Manufacturing Sector Labour Market
The manufacturing sector turned in a surprisingly strong performance in March. After a more-or-less steady decline in manufacturing jobs since late 2015, the sector suddenly added 24,400 new positions last month - an increase of nearly 1.5 per cent compared to February. Any dramatic month-over-month change should always be interpreted with caution, but it is worth noting that this total represents the biggest single-month jump in manufacturing employment in Canada in 15 years.

In spite of that increase, manufacturing employment is still tracking behind 2016 levels. On average, there were 29,000 fewer manufacturing jobs in Canada in the first quarter of 2017 compared to the same period last year.

mfg employment in Cda

Job gains in manufacturing were almost entirely driven by two provinces: Ontario and Alberta. Ontario added 13,000 new manufacturing positions in March, bringing sector-wide employment up to 765,800 - its highest level since May 2013. After a flat performance through most of 2016, Ontario has created more than 21,000 manufacturing jobs since November.
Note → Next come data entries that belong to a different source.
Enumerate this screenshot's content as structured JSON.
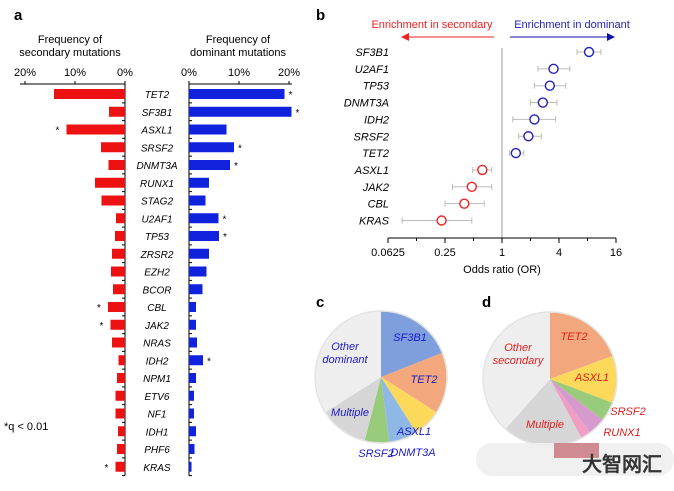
{
  "panel_labels": {
    "a": "a",
    "b": "b",
    "c": "c",
    "d": "d"
  },
  "footnote": "*q < 0.01",
  "watermark": "大智网汇",
  "chart_data": [
    {
      "type": "bar",
      "panel": "a",
      "orientation": "horizontal",
      "categories": [
        "TET2",
        "SF3B1",
        "ASXL1",
        "SRSF2",
        "DNMT3A",
        "RUNX1",
        "STAG2",
        "U2AF1",
        "TP53",
        "ZRSR2",
        "EZH2",
        "BCOR",
        "CBL",
        "JAK2",
        "NRAS",
        "IDH2",
        "NPM1",
        "ETV6",
        "NF1",
        "IDH1",
        "PHF6",
        "KRAS"
      ],
      "series": [
        {
          "name": "Frequency of secondary mutations",
          "color": "#ee1111",
          "direction": "left",
          "values": [
            14.2,
            3.2,
            11.7,
            4.8,
            3.3,
            6.0,
            4.7,
            1.8,
            2.0,
            2.6,
            2.8,
            2.4,
            3.4,
            2.9,
            2.6,
            1.3,
            1.6,
            1.9,
            1.9,
            1.4,
            1.6,
            1.9
          ],
          "significant": [
            "ASXL1",
            "CBL",
            "JAK2",
            "KRAS"
          ]
        },
        {
          "name": "Frequency of dominant mutations",
          "color": "#1122dd",
          "direction": "right",
          "values": [
            19.1,
            20.5,
            7.5,
            9.0,
            8.2,
            4.0,
            3.3,
            5.9,
            6.0,
            4.0,
            3.5,
            2.7,
            1.4,
            1.4,
            1.6,
            2.8,
            1.4,
            1.0,
            1.0,
            1.4,
            1.1,
            0.5
          ],
          "significant": [
            "TET2",
            "SF3B1",
            "SRSF2",
            "DNMT3A",
            "U2AF1",
            "TP53",
            "IDH2"
          ]
        }
      ],
      "xlim": [
        0,
        20
      ],
      "xticks": [
        "0%",
        "10%",
        "20%"
      ],
      "left_title": [
        "Frequency of",
        "secondary mutations"
      ],
      "right_title": [
        "Frequency of",
        "dominant mutations"
      ],
      "sig_marker": "*"
    },
    {
      "type": "scatter",
      "panel": "b",
      "subtype": "forest",
      "categories": [
        "SF3B1",
        "U2AF1",
        "TP53",
        "DNMT3A",
        "IDH2",
        "SRSF2",
        "TET2",
        "ASXL1",
        "JAK2",
        "CBL",
        "KRAS"
      ],
      "or": [
        8.3,
        3.5,
        3.2,
        2.7,
        2.2,
        1.9,
        1.4,
        0.62,
        0.48,
        0.4,
        0.23
      ],
      "ci_low": [
        6.2,
        2.4,
        2.2,
        2.0,
        1.3,
        1.5,
        1.2,
        0.49,
        0.3,
        0.25,
        0.088
      ],
      "ci_high": [
        11.1,
        5.2,
        4.7,
        3.8,
        3.7,
        2.6,
        1.7,
        0.78,
        0.78,
        0.65,
        0.48
      ],
      "xscale": "log2",
      "xlim": [
        0.0625,
        16
      ],
      "xticks": [
        "0.0625",
        "0.25",
        "1",
        "4",
        "16"
      ],
      "xlabel": "Odds ratio (OR)",
      "annotations": {
        "left": "Enrichment in secondary",
        "right": "Enrichment in dominant"
      },
      "colors": {
        "dominant": "#2222bb",
        "secondary": "#ee2222",
        "ci": "#bbbbbb",
        "ref": "#999999"
      }
    },
    {
      "type": "pie",
      "panel": "c",
      "labels": [
        "SF3B1",
        "TET2",
        "ASXL1",
        "DNMT3A",
        "SRSF2",
        "Multiple",
        "Other dominant"
      ],
      "values": [
        19,
        15,
        7,
        7,
        6,
        12,
        34
      ],
      "colors": [
        "#7f9fdc",
        "#f2a77c",
        "#fcd95a",
        "#8fb8e6",
        "#98cc7c",
        "#d6d6d6",
        "#eeeeee"
      ],
      "label_color": "#1a1acc"
    },
    {
      "type": "pie",
      "panel": "d",
      "labels": [
        "TET2",
        "ASXL1",
        "SRSF2",
        "RUNX1",
        "",
        "Multiple",
        "Other secondary"
      ],
      "values": [
        19.4,
        11.4,
        4.7,
        4.2,
        2.5,
        19.4,
        38.4
      ],
      "colors": [
        "#f2a77c",
        "#fcd95a",
        "#98cc7c",
        "#d69bcc",
        "#ef9fc6",
        "#d6d6d6",
        "#eeeeee"
      ],
      "label_color": "#e01e1e"
    }
  ]
}
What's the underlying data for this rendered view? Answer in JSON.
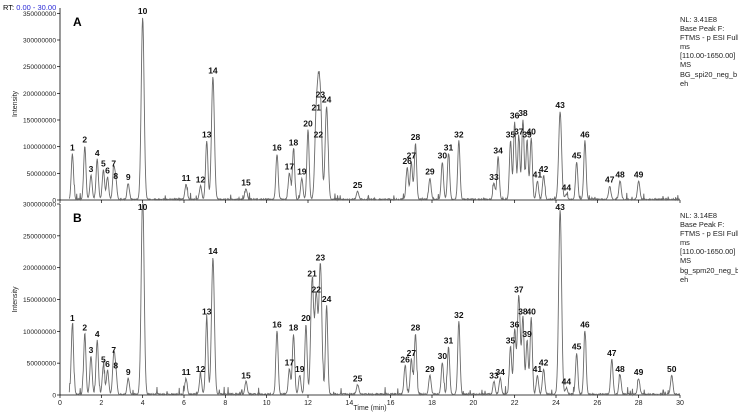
{
  "header": {
    "rt_label": "RT:",
    "rt_range": "0.00 - 30.00"
  },
  "colors": {
    "trace": "#6a6a6a",
    "axis": "#000000",
    "rt_range": "#2b2bd6"
  },
  "chart_data": [
    {
      "type": "line",
      "panel_letter": "A",
      "xlabel": "",
      "ylabel": "Intensity",
      "xlim": [
        0,
        30
      ],
      "ylim": [
        0,
        360000000
      ],
      "yticks": [
        0,
        50000000,
        100000000,
        150000000,
        200000000,
        250000000,
        300000000,
        350000000
      ],
      "ytick_labels": [
        "0",
        "50000000",
        "100000000",
        "150000000",
        "200000000",
        "250000000",
        "300000000",
        "350000000"
      ],
      "info": [
        "NL: 3.41E8",
        "Base Peak F:",
        "FTMS - p ESI Full",
        "ms",
        "[110.00-1650.00]",
        "MS",
        "BG_spi20_neg_b",
        "eh"
      ],
      "peaks": [
        {
          "id": "1",
          "rt": 0.6,
          "height": 85000000
        },
        {
          "id": "2",
          "rt": 1.2,
          "height": 100000000
        },
        {
          "id": "3",
          "rt": 1.5,
          "height": 45000000
        },
        {
          "id": "4",
          "rt": 1.8,
          "height": 75000000
        },
        {
          "id": "5",
          "rt": 2.1,
          "height": 55000000
        },
        {
          "id": "6",
          "rt": 2.3,
          "height": 42000000
        },
        {
          "id": "7",
          "rt": 2.6,
          "height": 55000000
        },
        {
          "id": "8",
          "rt": 2.7,
          "height": 32000000
        },
        {
          "id": "9",
          "rt": 3.3,
          "height": 30000000
        },
        {
          "id": "10",
          "rt": 4.0,
          "height": 341000000
        },
        {
          "id": "11",
          "rt": 6.1,
          "height": 28000000
        },
        {
          "id": "12",
          "rt": 6.8,
          "height": 25000000
        },
        {
          "id": "13",
          "rt": 7.1,
          "height": 110000000
        },
        {
          "id": "14",
          "rt": 7.4,
          "height": 230000000
        },
        {
          "id": "15",
          "rt": 9.0,
          "height": 20000000
        },
        {
          "id": "16",
          "rt": 10.5,
          "height": 85000000
        },
        {
          "id": "17",
          "rt": 11.1,
          "height": 50000000
        },
        {
          "id": "18",
          "rt": 11.3,
          "height": 95000000
        },
        {
          "id": "19",
          "rt": 11.7,
          "height": 40000000
        },
        {
          "id": "20",
          "rt": 12.0,
          "height": 130000000
        },
        {
          "id": "21",
          "rt": 12.4,
          "height": 160000000
        },
        {
          "id": "22",
          "rt": 12.5,
          "height": 110000000
        },
        {
          "id": "23",
          "rt": 12.6,
          "height": 185000000
        },
        {
          "id": "24",
          "rt": 12.9,
          "height": 175000000
        },
        {
          "id": "25",
          "rt": 14.4,
          "height": 15000000
        },
        {
          "id": "26",
          "rt": 16.8,
          "height": 60000000
        },
        {
          "id": "27",
          "rt": 17.0,
          "height": 70000000
        },
        {
          "id": "28",
          "rt": 17.2,
          "height": 105000000
        },
        {
          "id": "29",
          "rt": 17.9,
          "height": 40000000
        },
        {
          "id": "30",
          "rt": 18.5,
          "height": 70000000
        },
        {
          "id": "31",
          "rt": 18.8,
          "height": 85000000
        },
        {
          "id": "32",
          "rt": 19.3,
          "height": 110000000
        },
        {
          "id": "33",
          "rt": 21.0,
          "height": 30000000
        },
        {
          "id": "34",
          "rt": 21.2,
          "height": 80000000
        },
        {
          "id": "35",
          "rt": 21.8,
          "height": 110000000
        },
        {
          "id": "36",
          "rt": 22.0,
          "height": 145000000
        },
        {
          "id": "37",
          "rt": 22.2,
          "height": 115000000
        },
        {
          "id": "38",
          "rt": 22.4,
          "height": 150000000
        },
        {
          "id": "39",
          "rt": 22.6,
          "height": 110000000
        },
        {
          "id": "40",
          "rt": 22.8,
          "height": 115000000
        },
        {
          "id": "41",
          "rt": 23.1,
          "height": 35000000
        },
        {
          "id": "42",
          "rt": 23.4,
          "height": 45000000
        },
        {
          "id": "43",
          "rt": 24.2,
          "height": 165000000
        },
        {
          "id": "44",
          "rt": 24.5,
          "height": 10000000
        },
        {
          "id": "45",
          "rt": 25.0,
          "height": 70000000
        },
        {
          "id": "46",
          "rt": 25.4,
          "height": 110000000
        },
        {
          "id": "47",
          "rt": 26.6,
          "height": 25000000
        },
        {
          "id": "48",
          "rt": 27.1,
          "height": 35000000
        },
        {
          "id": "49",
          "rt": 28.0,
          "height": 35000000
        }
      ]
    },
    {
      "type": "line",
      "panel_letter": "B",
      "xlabel": "Time (min)",
      "ylabel": "Intensity",
      "xlim": [
        0,
        30
      ],
      "ylim": [
        0,
        300000000
      ],
      "xticks": [
        0,
        2,
        4,
        6,
        8,
        10,
        12,
        14,
        16,
        18,
        20,
        22,
        24,
        26,
        28,
        30
      ],
      "yticks": [
        0,
        50000000,
        100000000,
        150000000,
        200000000,
        250000000,
        300000000
      ],
      "ytick_labels": [
        "0",
        "50000000",
        "100000000",
        "150000000",
        "200000000",
        "250000000",
        "300000000"
      ],
      "info": [
        "NL: 3.14E8",
        "Base Peak F:",
        "FTMS - p ESI Full",
        "ms",
        "[110.00-1650.00]",
        "MS",
        "bg_spm20_neg_b",
        "eh"
      ],
      "peaks": [
        {
          "id": "1",
          "rt": 0.6,
          "height": 110000000
        },
        {
          "id": "2",
          "rt": 1.2,
          "height": 95000000
        },
        {
          "id": "3",
          "rt": 1.5,
          "height": 60000000
        },
        {
          "id": "4",
          "rt": 1.8,
          "height": 85000000
        },
        {
          "id": "5",
          "rt": 2.1,
          "height": 45000000
        },
        {
          "id": "6",
          "rt": 2.3,
          "height": 38000000
        },
        {
          "id": "7",
          "rt": 2.6,
          "height": 60000000
        },
        {
          "id": "8",
          "rt": 2.7,
          "height": 35000000
        },
        {
          "id": "9",
          "rt": 3.3,
          "height": 25000000
        },
        {
          "id": "10",
          "rt": 4.0,
          "height": 314000000
        },
        {
          "id": "11",
          "rt": 6.1,
          "height": 25000000
        },
        {
          "id": "12",
          "rt": 6.8,
          "height": 30000000
        },
        {
          "id": "13",
          "rt": 7.1,
          "height": 120000000
        },
        {
          "id": "14",
          "rt": 7.4,
          "height": 215000000
        },
        {
          "id": "15",
          "rt": 9.0,
          "height": 20000000
        },
        {
          "id": "16",
          "rt": 10.5,
          "height": 100000000
        },
        {
          "id": "17",
          "rt": 11.1,
          "height": 40000000
        },
        {
          "id": "18",
          "rt": 11.3,
          "height": 95000000
        },
        {
          "id": "19",
          "rt": 11.6,
          "height": 30000000
        },
        {
          "id": "20",
          "rt": 11.9,
          "height": 110000000
        },
        {
          "id": "21",
          "rt": 12.2,
          "height": 180000000
        },
        {
          "id": "22",
          "rt": 12.4,
          "height": 155000000
        },
        {
          "id": "23",
          "rt": 12.6,
          "height": 205000000
        },
        {
          "id": "24",
          "rt": 12.9,
          "height": 140000000
        },
        {
          "id": "25",
          "rt": 14.4,
          "height": 15000000
        },
        {
          "id": "26",
          "rt": 16.7,
          "height": 45000000
        },
        {
          "id": "27",
          "rt": 17.0,
          "height": 55000000
        },
        {
          "id": "28",
          "rt": 17.2,
          "height": 95000000
        },
        {
          "id": "29",
          "rt": 17.9,
          "height": 30000000
        },
        {
          "id": "30",
          "rt": 18.5,
          "height": 50000000
        },
        {
          "id": "31",
          "rt": 18.8,
          "height": 75000000
        },
        {
          "id": "32",
          "rt": 19.3,
          "height": 115000000
        },
        {
          "id": "33",
          "rt": 21.0,
          "height": 20000000
        },
        {
          "id": "34",
          "rt": 21.3,
          "height": 25000000
        },
        {
          "id": "35",
          "rt": 21.8,
          "height": 75000000
        },
        {
          "id": "36",
          "rt": 22.0,
          "height": 100000000
        },
        {
          "id": "37",
          "rt": 22.2,
          "height": 155000000
        },
        {
          "id": "38",
          "rt": 22.4,
          "height": 120000000
        },
        {
          "id": "39",
          "rt": 22.6,
          "height": 85000000
        },
        {
          "id": "40",
          "rt": 22.8,
          "height": 120000000
        },
        {
          "id": "41",
          "rt": 23.1,
          "height": 30000000
        },
        {
          "id": "42",
          "rt": 23.4,
          "height": 40000000
        },
        {
          "id": "43",
          "rt": 24.2,
          "height": 290000000
        },
        {
          "id": "44",
          "rt": 24.5,
          "height": 10000000
        },
        {
          "id": "45",
          "rt": 25.0,
          "height": 65000000
        },
        {
          "id": "46",
          "rt": 25.4,
          "height": 100000000
        },
        {
          "id": "47",
          "rt": 26.7,
          "height": 55000000
        },
        {
          "id": "48",
          "rt": 27.1,
          "height": 30000000
        },
        {
          "id": "49",
          "rt": 28.0,
          "height": 25000000
        },
        {
          "id": "50",
          "rt": 29.6,
          "height": 30000000
        }
      ]
    }
  ]
}
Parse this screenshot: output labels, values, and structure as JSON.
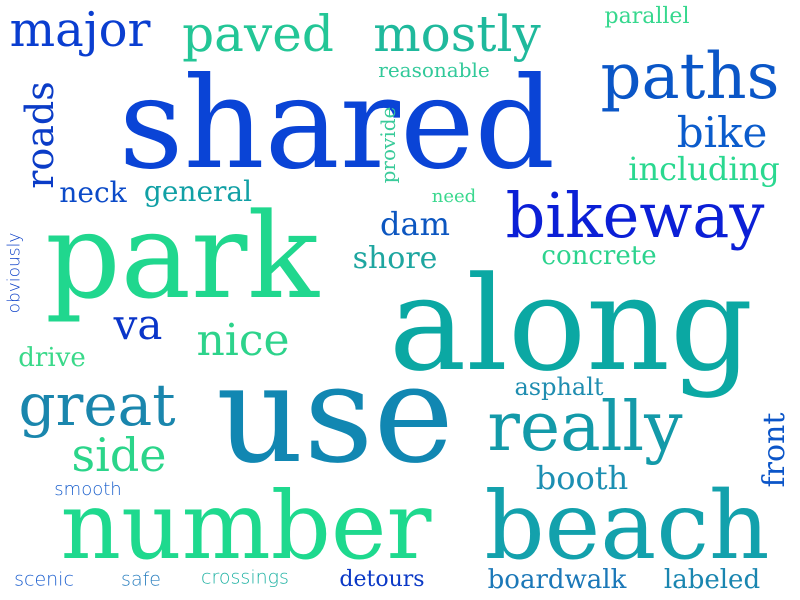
{
  "word_cloud": {
    "words": [
      {
        "text": "shared",
        "color": "#0a44d6"
      },
      {
        "text": "along",
        "color": "#0ba8a3"
      },
      {
        "text": "use",
        "color": "#1187b2"
      },
      {
        "text": "park",
        "color": "#20d78e"
      },
      {
        "text": "number",
        "color": "#1ed98e"
      },
      {
        "text": "beach",
        "color": "#13a1ac"
      },
      {
        "text": "bikeway",
        "color": "#0b1fd6"
      },
      {
        "text": "paths",
        "color": "#0a56c7"
      },
      {
        "text": "really",
        "color": "#139aa9"
      },
      {
        "text": "great",
        "color": "#1a86ad"
      },
      {
        "text": "paved",
        "color": "#23c696"
      },
      {
        "text": "mostly",
        "color": "#1fb99c"
      },
      {
        "text": "major",
        "color": "#0a3ed0"
      },
      {
        "text": "bike",
        "color": "#0b5ccc"
      },
      {
        "text": "side",
        "color": "#2bd58a"
      },
      {
        "text": "nice",
        "color": "#2dd38b"
      },
      {
        "text": "va",
        "color": "#0a35c9"
      },
      {
        "text": "roads",
        "color": "#0b3cc7"
      },
      {
        "text": "dam",
        "color": "#0c56c0"
      },
      {
        "text": "booth",
        "color": "#1c8fb2"
      },
      {
        "text": "including",
        "color": "#2ad890"
      },
      {
        "text": "shore",
        "color": "#1ea6a0"
      },
      {
        "text": "concrete",
        "color": "#2cd38e"
      },
      {
        "text": "neck",
        "color": "#0b4ac8"
      },
      {
        "text": "general",
        "color": "#11a0a5"
      },
      {
        "text": "boardwalk",
        "color": "#1b78b8"
      },
      {
        "text": "labeled",
        "color": "#1a86b0"
      },
      {
        "text": "front",
        "color": "#0b55c8"
      },
      {
        "text": "asphalt",
        "color": "#1f8db0"
      },
      {
        "text": "drive",
        "color": "#3ad98a"
      },
      {
        "text": "detours",
        "color": "#0a38c6"
      },
      {
        "text": "reasonable",
        "color": "#32c99a"
      },
      {
        "text": "parallel",
        "color": "#36d88e"
      },
      {
        "text": "provide",
        "color": "#3acb9a"
      },
      {
        "text": "need",
        "color": "#3ad88e"
      },
      {
        "text": "smooth",
        "color": "#1a5fcc"
      },
      {
        "text": "scenic",
        "color": "#1c5fcf"
      },
      {
        "text": "safe",
        "color": "#2a7fbf"
      },
      {
        "text": "crossings",
        "color": "#20b2a3"
      },
      {
        "text": "obviously",
        "color": "#0b3fc7"
      }
    ]
  }
}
mfg employment growth March chart

For its part, the addition of 5,000 manufacturing jobs in Alberta represents the beginning of a turnaround for a sector that has struggled mightily in the face of lower oil prices. As the energy sector begins to gear up (in a relative sense), demand for manufactured goods is beginning to rise, prompting many Alberta businesses to re-hire workers that had been previously laid off. Although manufacturing employment rose by 4.6 per cent in March, the average number of manufacturing jobs in the province in the first quarter of 2017 is still more than 11 per cent lower compared to the same quarter in 2016.